Toutefois, Brooks a le bon goût d’éviter la caricature grossière qui consisterait à ne voir en ces personnes que des illuminés ou des charlatans comme le suggère maladroitement le titre français. Ces évangélistes, à l’image de sœur Falconer, sont avant tout animés par le désir de communiquer leur foi. Mais comme le dit l’adage : « le chemin de l’enfer est pavé de bonnes intentions » ! C’est par nécessité que les comportements déviants vont ainsi faire leur apparition : cirque ambulant, publicités racoleuses, etc. C’est un cercle vicieux qui s’installe progressivement et tend à abolir la frontière entre représentation religieuse et show purement commercial.
La finesse de Brooks est de porter, à travers ce simple « fait divers », une vraie réflexion sur la société américaine de l’époque. Il y a tout d’abord le rapport à la religion. On comprend rapidement l’influence de celle-ci sur les consciences des braves gens, allant jusqu’à influencer les décisions politiques. Les municipalités se battent ainsi pour faire partie des « villes étapes » de ce cirque itinérant, l’occasion pour elles d’améliorer leur image et de réaliser de juteux contrats. Mais c’est également une société soumise au culte des apparences et à la pression populaire qui est montrée du doigt. C’est une société versatile qui est décrite ici, capable de brûler aujourd’hui ce qui était autrefois adoré. Le constat dressé par Brooks est pour le moins éloquent, l’Amérique est vue comme un pays perdant la raison pour se laisser guider par ses passions, allant jusqu’à brader ses convictions les plus profondes.

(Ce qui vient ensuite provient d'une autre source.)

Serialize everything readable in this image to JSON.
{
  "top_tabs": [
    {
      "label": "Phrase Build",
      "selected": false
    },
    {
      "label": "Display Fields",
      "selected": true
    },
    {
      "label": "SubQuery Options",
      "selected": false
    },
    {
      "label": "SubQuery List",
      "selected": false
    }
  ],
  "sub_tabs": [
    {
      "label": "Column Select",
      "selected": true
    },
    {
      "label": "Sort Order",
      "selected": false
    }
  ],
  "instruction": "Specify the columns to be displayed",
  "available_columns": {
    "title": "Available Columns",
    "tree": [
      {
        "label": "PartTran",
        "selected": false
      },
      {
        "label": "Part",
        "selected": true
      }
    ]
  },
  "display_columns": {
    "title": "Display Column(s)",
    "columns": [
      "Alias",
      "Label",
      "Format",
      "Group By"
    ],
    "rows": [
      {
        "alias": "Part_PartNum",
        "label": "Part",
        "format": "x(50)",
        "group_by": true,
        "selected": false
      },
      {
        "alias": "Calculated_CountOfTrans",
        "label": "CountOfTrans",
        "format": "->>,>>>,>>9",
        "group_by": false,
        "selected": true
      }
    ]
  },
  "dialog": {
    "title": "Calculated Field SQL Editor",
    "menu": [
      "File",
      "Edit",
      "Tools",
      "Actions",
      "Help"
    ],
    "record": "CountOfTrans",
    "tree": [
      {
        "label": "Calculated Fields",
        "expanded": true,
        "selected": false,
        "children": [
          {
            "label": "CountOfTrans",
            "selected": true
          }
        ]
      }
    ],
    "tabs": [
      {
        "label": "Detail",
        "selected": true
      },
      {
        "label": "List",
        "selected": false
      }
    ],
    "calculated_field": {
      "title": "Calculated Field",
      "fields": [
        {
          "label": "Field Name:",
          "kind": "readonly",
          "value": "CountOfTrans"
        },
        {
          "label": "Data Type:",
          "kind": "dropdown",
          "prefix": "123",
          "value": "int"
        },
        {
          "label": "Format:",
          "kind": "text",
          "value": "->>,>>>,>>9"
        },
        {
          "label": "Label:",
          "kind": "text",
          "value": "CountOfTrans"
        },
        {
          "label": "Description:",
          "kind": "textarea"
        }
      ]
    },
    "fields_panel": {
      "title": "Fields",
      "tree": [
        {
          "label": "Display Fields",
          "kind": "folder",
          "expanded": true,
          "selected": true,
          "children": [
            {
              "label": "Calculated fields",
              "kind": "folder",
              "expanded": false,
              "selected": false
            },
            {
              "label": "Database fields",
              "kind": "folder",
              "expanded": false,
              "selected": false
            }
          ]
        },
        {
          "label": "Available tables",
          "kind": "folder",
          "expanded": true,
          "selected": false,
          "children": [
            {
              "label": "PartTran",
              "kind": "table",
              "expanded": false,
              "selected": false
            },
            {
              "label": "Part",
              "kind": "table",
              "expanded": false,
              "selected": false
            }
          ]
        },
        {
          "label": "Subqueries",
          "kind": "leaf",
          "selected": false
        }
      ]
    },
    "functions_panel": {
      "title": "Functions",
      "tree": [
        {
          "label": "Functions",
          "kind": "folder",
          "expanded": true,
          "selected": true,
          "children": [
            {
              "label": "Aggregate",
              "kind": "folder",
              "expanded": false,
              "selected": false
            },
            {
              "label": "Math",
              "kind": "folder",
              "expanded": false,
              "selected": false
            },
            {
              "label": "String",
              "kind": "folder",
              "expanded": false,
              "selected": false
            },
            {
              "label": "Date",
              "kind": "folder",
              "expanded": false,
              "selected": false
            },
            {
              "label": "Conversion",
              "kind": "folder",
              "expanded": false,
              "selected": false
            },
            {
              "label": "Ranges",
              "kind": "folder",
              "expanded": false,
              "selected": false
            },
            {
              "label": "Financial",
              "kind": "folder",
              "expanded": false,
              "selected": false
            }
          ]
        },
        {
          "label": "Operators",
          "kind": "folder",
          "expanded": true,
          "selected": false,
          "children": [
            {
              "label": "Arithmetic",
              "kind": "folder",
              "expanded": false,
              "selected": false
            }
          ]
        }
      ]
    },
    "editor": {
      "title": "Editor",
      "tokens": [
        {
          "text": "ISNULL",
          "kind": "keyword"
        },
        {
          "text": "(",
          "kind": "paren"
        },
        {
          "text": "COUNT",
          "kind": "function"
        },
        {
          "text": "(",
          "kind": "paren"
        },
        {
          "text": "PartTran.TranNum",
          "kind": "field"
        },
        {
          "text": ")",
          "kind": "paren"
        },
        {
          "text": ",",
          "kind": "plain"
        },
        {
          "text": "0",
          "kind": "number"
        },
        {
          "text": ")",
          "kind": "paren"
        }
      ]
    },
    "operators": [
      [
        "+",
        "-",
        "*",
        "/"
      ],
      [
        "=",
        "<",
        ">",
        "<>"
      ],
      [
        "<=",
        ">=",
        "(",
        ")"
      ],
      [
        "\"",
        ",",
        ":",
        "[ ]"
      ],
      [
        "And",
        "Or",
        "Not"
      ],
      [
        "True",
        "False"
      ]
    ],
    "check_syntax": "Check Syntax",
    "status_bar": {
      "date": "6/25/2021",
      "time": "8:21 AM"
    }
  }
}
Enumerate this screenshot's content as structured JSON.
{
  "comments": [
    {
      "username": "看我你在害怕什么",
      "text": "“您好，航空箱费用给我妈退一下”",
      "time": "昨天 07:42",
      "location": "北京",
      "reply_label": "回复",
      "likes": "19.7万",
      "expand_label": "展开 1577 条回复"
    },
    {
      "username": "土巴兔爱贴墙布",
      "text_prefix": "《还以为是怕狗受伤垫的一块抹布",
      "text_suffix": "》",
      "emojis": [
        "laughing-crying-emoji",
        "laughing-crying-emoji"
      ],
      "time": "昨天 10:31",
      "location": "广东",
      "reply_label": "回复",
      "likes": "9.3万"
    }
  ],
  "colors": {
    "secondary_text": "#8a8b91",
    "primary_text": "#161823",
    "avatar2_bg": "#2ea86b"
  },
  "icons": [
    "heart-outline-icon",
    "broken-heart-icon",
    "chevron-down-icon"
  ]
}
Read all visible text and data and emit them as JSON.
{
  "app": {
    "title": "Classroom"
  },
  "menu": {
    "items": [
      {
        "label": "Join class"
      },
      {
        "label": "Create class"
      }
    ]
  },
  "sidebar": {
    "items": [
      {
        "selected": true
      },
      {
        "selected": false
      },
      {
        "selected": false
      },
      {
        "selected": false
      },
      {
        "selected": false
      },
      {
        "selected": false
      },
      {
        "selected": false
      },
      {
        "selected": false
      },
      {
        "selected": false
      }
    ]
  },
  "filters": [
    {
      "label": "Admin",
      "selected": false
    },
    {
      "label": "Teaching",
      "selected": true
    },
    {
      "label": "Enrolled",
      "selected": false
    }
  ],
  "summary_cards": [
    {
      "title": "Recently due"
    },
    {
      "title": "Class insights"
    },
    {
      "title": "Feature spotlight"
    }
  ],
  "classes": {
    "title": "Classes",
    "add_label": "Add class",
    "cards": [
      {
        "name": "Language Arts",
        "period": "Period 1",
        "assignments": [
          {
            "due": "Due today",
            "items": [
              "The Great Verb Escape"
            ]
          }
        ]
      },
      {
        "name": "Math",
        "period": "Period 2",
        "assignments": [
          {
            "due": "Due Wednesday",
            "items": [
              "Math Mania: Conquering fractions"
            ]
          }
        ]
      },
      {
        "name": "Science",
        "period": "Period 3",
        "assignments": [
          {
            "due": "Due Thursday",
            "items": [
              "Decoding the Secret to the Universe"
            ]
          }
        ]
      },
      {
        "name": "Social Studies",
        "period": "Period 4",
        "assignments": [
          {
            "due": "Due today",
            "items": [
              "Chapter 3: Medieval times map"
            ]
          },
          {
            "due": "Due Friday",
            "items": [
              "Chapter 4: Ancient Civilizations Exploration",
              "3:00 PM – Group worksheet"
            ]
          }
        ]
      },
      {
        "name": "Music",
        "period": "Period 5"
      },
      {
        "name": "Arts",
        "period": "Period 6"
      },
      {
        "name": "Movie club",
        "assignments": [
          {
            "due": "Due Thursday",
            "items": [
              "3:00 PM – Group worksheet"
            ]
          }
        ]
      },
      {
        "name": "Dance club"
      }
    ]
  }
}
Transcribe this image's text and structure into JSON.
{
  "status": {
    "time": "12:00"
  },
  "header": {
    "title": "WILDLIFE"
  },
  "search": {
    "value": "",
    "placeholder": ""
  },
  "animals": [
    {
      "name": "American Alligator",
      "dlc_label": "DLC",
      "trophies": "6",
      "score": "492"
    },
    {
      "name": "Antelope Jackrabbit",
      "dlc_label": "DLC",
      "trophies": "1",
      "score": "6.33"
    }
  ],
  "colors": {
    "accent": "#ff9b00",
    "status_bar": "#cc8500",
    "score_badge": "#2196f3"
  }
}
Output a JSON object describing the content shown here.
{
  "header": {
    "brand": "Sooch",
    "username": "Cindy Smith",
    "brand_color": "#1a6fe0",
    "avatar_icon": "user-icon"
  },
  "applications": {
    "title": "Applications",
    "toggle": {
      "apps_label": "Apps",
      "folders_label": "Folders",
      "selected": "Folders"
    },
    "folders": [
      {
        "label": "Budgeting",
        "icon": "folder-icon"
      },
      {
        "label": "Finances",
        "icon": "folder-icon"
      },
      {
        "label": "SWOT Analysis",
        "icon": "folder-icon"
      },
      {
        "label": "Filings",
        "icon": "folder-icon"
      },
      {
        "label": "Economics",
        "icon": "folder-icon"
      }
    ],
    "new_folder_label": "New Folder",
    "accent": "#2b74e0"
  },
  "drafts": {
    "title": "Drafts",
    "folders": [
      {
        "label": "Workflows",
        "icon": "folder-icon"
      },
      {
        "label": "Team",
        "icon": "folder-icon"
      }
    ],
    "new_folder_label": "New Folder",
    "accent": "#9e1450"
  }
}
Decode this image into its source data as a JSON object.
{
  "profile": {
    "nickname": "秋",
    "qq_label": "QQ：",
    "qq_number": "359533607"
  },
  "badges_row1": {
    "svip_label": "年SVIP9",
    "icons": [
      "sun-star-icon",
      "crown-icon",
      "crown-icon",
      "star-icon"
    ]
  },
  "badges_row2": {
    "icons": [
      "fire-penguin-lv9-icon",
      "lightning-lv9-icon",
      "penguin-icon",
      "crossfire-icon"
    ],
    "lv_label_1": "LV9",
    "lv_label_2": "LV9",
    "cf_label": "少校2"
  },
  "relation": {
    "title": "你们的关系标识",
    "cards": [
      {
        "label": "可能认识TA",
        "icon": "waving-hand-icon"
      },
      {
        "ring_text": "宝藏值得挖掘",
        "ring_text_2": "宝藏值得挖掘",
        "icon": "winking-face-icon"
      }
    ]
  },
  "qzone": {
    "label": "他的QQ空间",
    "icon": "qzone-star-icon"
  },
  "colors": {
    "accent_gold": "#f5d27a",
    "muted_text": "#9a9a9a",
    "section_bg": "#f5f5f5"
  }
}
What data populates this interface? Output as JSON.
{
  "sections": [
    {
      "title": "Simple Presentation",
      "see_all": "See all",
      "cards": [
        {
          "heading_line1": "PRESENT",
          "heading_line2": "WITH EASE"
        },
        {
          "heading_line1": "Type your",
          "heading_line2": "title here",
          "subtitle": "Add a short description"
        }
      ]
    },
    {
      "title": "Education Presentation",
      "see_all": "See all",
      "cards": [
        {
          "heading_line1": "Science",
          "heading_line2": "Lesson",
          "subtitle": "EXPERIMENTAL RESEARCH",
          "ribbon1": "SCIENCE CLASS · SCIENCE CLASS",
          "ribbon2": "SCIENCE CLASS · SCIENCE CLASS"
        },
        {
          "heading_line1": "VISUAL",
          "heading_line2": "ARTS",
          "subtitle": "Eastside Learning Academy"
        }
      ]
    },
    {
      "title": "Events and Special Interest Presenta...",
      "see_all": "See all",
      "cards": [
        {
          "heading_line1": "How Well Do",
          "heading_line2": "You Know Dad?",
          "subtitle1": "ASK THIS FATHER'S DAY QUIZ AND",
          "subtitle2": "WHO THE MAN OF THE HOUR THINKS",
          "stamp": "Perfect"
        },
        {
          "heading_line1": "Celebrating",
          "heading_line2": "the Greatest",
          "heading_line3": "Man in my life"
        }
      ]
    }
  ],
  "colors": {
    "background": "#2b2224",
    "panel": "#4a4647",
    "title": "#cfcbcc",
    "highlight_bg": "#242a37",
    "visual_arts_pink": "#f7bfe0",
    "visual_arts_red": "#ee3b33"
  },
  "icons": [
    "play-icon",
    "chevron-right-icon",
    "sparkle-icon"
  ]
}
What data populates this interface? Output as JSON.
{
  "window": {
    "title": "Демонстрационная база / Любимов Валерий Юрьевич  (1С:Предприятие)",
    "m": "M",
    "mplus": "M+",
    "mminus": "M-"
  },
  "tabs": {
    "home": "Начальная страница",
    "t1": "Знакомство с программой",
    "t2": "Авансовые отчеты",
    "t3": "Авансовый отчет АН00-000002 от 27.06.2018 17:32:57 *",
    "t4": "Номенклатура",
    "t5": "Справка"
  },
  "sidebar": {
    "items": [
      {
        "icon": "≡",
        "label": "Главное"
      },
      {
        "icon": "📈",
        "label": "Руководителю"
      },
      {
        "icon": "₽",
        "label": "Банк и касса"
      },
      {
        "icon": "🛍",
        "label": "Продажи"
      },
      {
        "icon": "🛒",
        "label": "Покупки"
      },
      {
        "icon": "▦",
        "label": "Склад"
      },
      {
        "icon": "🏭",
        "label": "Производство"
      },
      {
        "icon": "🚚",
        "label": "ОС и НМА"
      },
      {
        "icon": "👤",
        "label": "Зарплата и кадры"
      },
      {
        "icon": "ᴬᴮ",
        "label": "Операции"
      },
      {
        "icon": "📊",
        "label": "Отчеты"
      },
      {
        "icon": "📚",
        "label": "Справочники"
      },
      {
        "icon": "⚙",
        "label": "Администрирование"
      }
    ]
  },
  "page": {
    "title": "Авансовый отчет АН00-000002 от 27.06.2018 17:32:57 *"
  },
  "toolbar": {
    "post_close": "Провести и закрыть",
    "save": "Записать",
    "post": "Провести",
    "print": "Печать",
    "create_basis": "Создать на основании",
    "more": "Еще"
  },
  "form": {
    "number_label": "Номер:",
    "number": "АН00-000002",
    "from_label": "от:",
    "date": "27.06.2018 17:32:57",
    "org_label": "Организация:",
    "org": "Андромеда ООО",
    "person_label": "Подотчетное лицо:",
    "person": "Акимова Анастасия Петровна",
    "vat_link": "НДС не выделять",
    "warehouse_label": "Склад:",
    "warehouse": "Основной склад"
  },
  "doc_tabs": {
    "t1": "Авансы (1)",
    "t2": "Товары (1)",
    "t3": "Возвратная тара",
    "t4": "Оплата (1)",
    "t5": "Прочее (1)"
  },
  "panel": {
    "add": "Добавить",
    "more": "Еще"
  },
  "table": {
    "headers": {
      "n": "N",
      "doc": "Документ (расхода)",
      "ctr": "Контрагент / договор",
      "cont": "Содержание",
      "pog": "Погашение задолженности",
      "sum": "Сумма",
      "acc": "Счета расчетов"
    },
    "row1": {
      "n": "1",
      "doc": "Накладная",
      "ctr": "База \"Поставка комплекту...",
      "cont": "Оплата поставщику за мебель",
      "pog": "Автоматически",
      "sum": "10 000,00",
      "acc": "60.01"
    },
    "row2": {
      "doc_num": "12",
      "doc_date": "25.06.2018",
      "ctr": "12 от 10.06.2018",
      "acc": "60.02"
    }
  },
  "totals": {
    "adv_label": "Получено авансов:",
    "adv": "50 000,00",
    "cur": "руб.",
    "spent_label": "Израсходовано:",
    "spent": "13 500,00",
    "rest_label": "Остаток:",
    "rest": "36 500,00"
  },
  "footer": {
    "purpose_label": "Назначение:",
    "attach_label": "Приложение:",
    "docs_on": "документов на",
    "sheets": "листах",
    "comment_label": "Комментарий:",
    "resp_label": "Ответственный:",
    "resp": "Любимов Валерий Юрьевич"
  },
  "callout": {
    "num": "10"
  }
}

Si le propos est pertinent, il manque à ce film un « petit quelque chose » pour le rendre irrésistible. Il y a, c’est vrai, ce sujet qui nous parle peu à nous autres européens, et puis des références quelque peu datées. Il y a aussi une réalisation un peu trop classique qui n’évite pas les longueurs. Le film aurait sans doute gagné à être raccourci. Mais, le principal atout du film, Brooks le trouve au niveau de son casting. Jean Simmons est diablement élégante en prêcheuse convaincue. Et surtout on a Burt Lancaster, magnifiquement charismatique et un brin cabot, qui trouve en Elmer Gantry un personnage à sa mesure. Incroyable opportuniste, prédicateur fougueux, il est conscient de son pouvoir sur la foule et sait lui vendre aussi bien des aspirateurs que la parole divine ! Elmer Gantry est l’un des personnages les plus forts de l’histoire du cinéma, sa personnalité contrastée et sa dimension mi-ange mi-démon le rendent tout à fait fascinant.
Note
8/10
Le roman de Sinclair Lewis était une attaque féroce contre une certaine forme de religion: le scénario que Richard Brooks en a tiré s’avère aussi complexe qu’ambigu. L’expression cinématographique en est intelligente et utilise à bon escient une figuration pittoresque et une bande sonore impressionnante. Burt Lancaster crée avec vigueur un personnage en tout point fascinant. Un film à retrouver en version restaurée, dès le 04 décembre, chez Wild Side.